Start-ups On Market: Ready Or Not, Here I come

Editor’s Note: Celestine Ezeokoye co-founded and currently runs Tiketmobile, an application looking to disrupt transportation in Africa, allowing travellers easily find, compare prices and buy bus tickets, a first of many tech companies he’s looking to build across Africa. He studied Computer Science at the University of Lagos, and represented Nigeria twice at the Microsoft Imagine Cup. He has decided to share his experience with other (aspiring) founders in the ‘Start-ups On’ series. You can read his first – Start-ups on Decision, and follow him on twitter or his blog.

There are two ways the market can react to a product launched by a start-up: it’s either they grab it and sign-up with vigour or they act cold towards it. Putting it simpler, the market is either ready for what you have to offer or it’s not.

A little history:

In 1997, SixDegrees.com was launched. It was supposed to be a social networking site that creates relationships between the users using a model of social networking known as “web of contacts” model.

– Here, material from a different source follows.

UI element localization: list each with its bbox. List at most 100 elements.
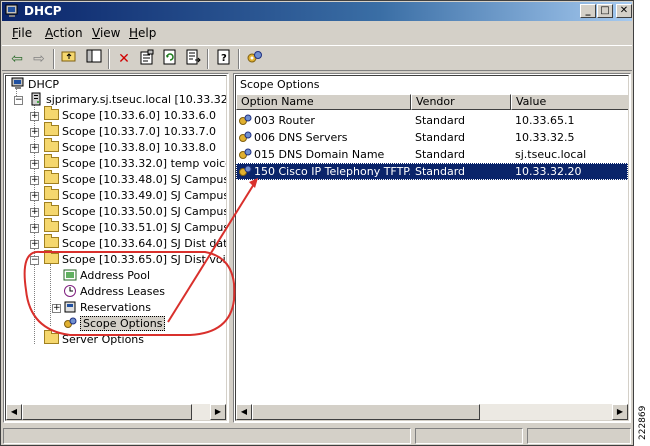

It was named after the six degrees of separation concept and allowed users to list friends, family members and acquaintances both on the site and externally; external contacts were invited to join the site. Users could send messages and post bulletin board items to people in their first, second, and third degrees, and see their connection to any other user on the site. It was one of the first manifestations of social networking websites in the format now seen today. – Wikipedia

According to a 2007 paper by Boyd Danah M. and Ellison Nicole B., SixDegrees.com was the first social networking website with most of the features found in modern social networking websites. When in 2001 SixDegrees.com discovered that it had failed to create a sustainable business model, it closed down. In hindsight, the founders believe that SixDegrees.com was just ahead of its time.

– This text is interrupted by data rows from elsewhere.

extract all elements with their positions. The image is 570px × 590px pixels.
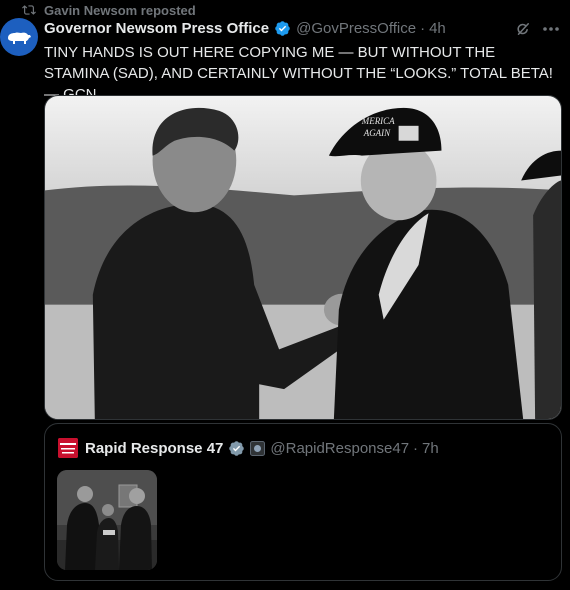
- cap-text-line2: AGAIN: [363, 128, 391, 138]
- repost-indicator[interactable]: Gavin Newsom reposted: [22, 0, 196, 20]
- meta-separator: ·: [420, 20, 426, 37]
- government-badge-icon[interactable]: [250, 440, 266, 456]
- grok-icon[interactable]: [514, 20, 532, 38]
- repost-label: Gavin Newsom reposted: [44, 2, 196, 18]
- quote-timestamp[interactable]: 7h: [422, 440, 439, 457]
- quote-author-handle[interactable]: @RapidResponse47: [270, 440, 409, 457]
- cap-flag: [398, 125, 419, 141]
- author-handle[interactable]: @GovPressOffice: [296, 20, 416, 37]
- quote-photo-thumbnail[interactable]: [57, 470, 157, 570]
- post-photo[interactable]: MERICA AGAIN: [44, 95, 562, 420]
- quoted-post[interactable]: Rapid Response 47 @RapidResponse47 · 7h: [44, 423, 562, 581]
- more-icon[interactable]: [541, 21, 561, 37]
- quote-header: Rapid Response 47 @RapidResponse47 · 7h: [85, 438, 439, 458]
- avatar-bear-icon: [8, 32, 31, 44]
- quote-avatar[interactable]: [58, 438, 78, 458]
- post-header: Governor Newsom Press Office @GovPressOf…: [44, 20, 514, 37]
- post-timestamp[interactable]: 4h: [429, 20, 446, 37]
- author-avatar[interactable]: [0, 18, 38, 56]
- quote-meta-separator: ·: [413, 439, 419, 457]
- repost-tweet[interactable]: Gavin Newsom reposted Governor Newsom Pr…: [0, 0, 570, 590]
- author-name[interactable]: Governor Newsom Press Office: [44, 20, 269, 37]
- edge-figure: [533, 180, 561, 419]
- quote-author-name[interactable]: Rapid Response 47: [85, 440, 223, 457]
- cap-text-line1: MERICA: [361, 116, 395, 126]
- repost-icon: [22, 3, 36, 17]
- verified-badge-icon[interactable]: [274, 20, 291, 37]
- verified-badge-icon[interactable]: [228, 440, 245, 457]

Fast forward to today, creating a social networking website with all these features is easy breezy. You don’t need any hard work to explain to anybody what it does or why they need it. you just create it – it explains itself.

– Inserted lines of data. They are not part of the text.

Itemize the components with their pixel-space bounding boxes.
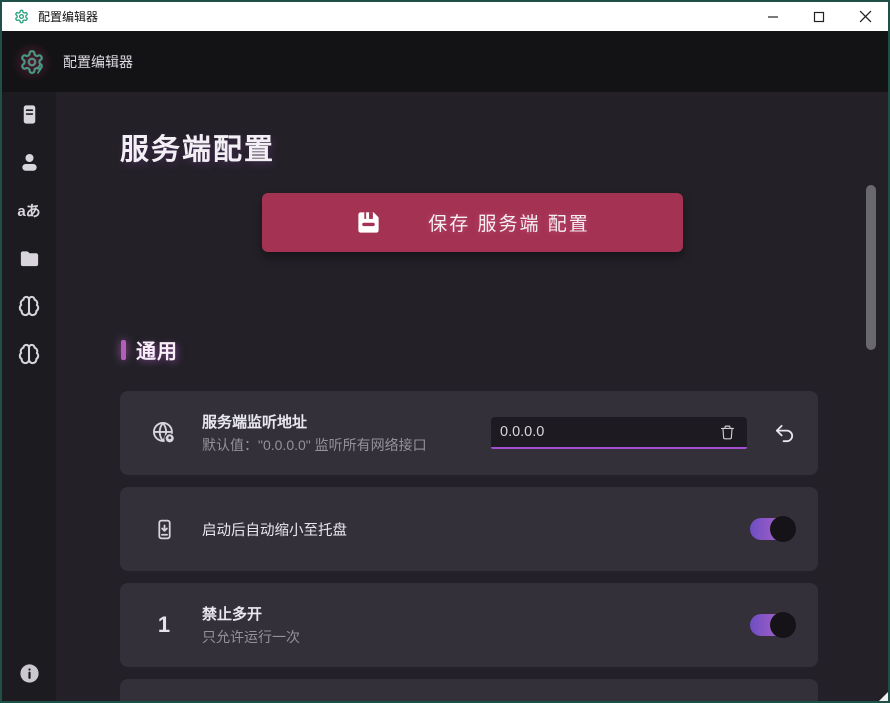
sidebar-item-server[interactable] xyxy=(12,102,46,126)
page-title: 服务端配置 xyxy=(120,126,275,168)
server-icon xyxy=(18,103,41,126)
sidebar-item-language[interactable]: aあ xyxy=(12,198,46,222)
setting-partial-card xyxy=(120,679,818,701)
sidebar-item-user[interactable] xyxy=(12,150,46,174)
setting-listen-address: 服务端监听地址 默认值："0.0.0.0" 监听所有网络接口 xyxy=(120,391,818,475)
app-header: 配置编辑器 xyxy=(2,31,888,92)
maximize-button[interactable] xyxy=(796,2,842,31)
tray-download-icon xyxy=(142,517,186,542)
auto-minimize-toggle[interactable] xyxy=(750,518,794,540)
info-icon xyxy=(18,662,41,685)
setting-description: 默认值："0.0.0.0" 监听所有网络接口 xyxy=(202,435,427,455)
resize-handle[interactable] xyxy=(879,692,888,701)
main-content: 服务端配置 保存 服务端 配置 通用 xyxy=(56,92,888,701)
titlebar: 配置编辑器 xyxy=(2,2,888,31)
sidebar-item-files[interactable] xyxy=(12,246,46,270)
language-icon: aあ xyxy=(17,200,40,221)
section-accent-bar xyxy=(121,340,126,360)
toggle-knob xyxy=(770,516,796,542)
sidebar-item-brain-2[interactable] xyxy=(12,342,46,366)
setting-description: 只允许运行一次 xyxy=(202,627,300,647)
save-button-label: 保存 服务端 配置 xyxy=(428,209,590,236)
window-controls xyxy=(750,2,888,31)
app-window: 配置编辑器 配置编辑器 xyxy=(0,0,890,703)
setting-single-instance: 1 禁止多开 只允许运行一次 xyxy=(120,583,818,667)
trash-icon xyxy=(719,424,736,441)
sidebar-item-brain-1[interactable] xyxy=(12,294,46,318)
minimize-button[interactable] xyxy=(750,2,796,31)
toggle-knob xyxy=(770,612,796,638)
single-instance-toggle[interactable] xyxy=(750,614,794,636)
close-button[interactable] xyxy=(842,2,888,31)
app-gear-glow-icon xyxy=(18,48,46,76)
listen-address-input[interactable] xyxy=(500,424,717,440)
brain-icon xyxy=(18,343,40,365)
globe-pin-icon xyxy=(142,420,186,446)
setting-title: 启动后自动缩小至托盘 xyxy=(202,519,347,540)
scrollbar-thumb[interactable] xyxy=(866,185,876,350)
section-title: 通用 xyxy=(136,335,178,364)
setting-title: 服务端监听地址 xyxy=(202,411,427,432)
listen-address-field xyxy=(491,417,747,449)
folder-icon xyxy=(18,247,41,270)
header-title: 配置编辑器 xyxy=(63,52,133,72)
section-general: 通用 xyxy=(121,335,178,364)
brain-icon xyxy=(18,295,40,317)
reset-default-button[interactable] xyxy=(773,422,796,445)
clear-field-button[interactable] xyxy=(717,422,738,443)
save-icon xyxy=(355,209,382,236)
titlebar-title: 配置编辑器 xyxy=(38,8,98,25)
sidebar: aあ xyxy=(2,92,56,701)
save-server-config-button[interactable]: 保存 服务端 配置 xyxy=(262,193,683,252)
settings-list: 服务端监听地址 默认值："0.0.0.0" 监听所有网络接口 xyxy=(120,391,818,701)
sidebar-item-about[interactable] xyxy=(12,661,46,685)
user-icon xyxy=(18,151,41,174)
app-gear-icon xyxy=(14,9,29,24)
setting-auto-minimize-tray: 启动后自动缩小至托盘 xyxy=(120,487,818,571)
number-one-icon: 1 xyxy=(142,612,186,638)
undo-icon xyxy=(773,422,796,445)
setting-title: 禁止多开 xyxy=(202,603,300,624)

Not all start-up products are like that, especially if you are creating a technology product for a market that is not so technology inclined – like the traders at Oyingbo market, Ebute-metta Lagos.

I happen to be working on a product that the market is not yet ready for. Almost everything currently doesn’t work. We have to create a workaround for major “basic” tasks like accepting payments. We have to discover what our market needs and how they would appreciate our service, then go back and re-integrate. We don’t have any comparisons to put our product against; none on features, price, etc. We are basically building the standard.

When working on such a product as this, there is a big risk that one is preparing a market for others to reap the benefits. Take heart if you find yourself in this position. It is inevitable and someone has to do it – that someone just happens to be you.

However, I believe that with putting in the required resources and the right strategy, a pioneer start-up can reap from where they sow.

Not so long ago, Eedris Abdulkareem tweeted that he is the reason why nowadays rappers earn a living. If you look at our market space from the perspective above, his tweets are not so far from the truth. On the flip side, 2Face Idibia is a pioneer lyricist who is currently reaping the fruits.

Right Strategy + Required Resources.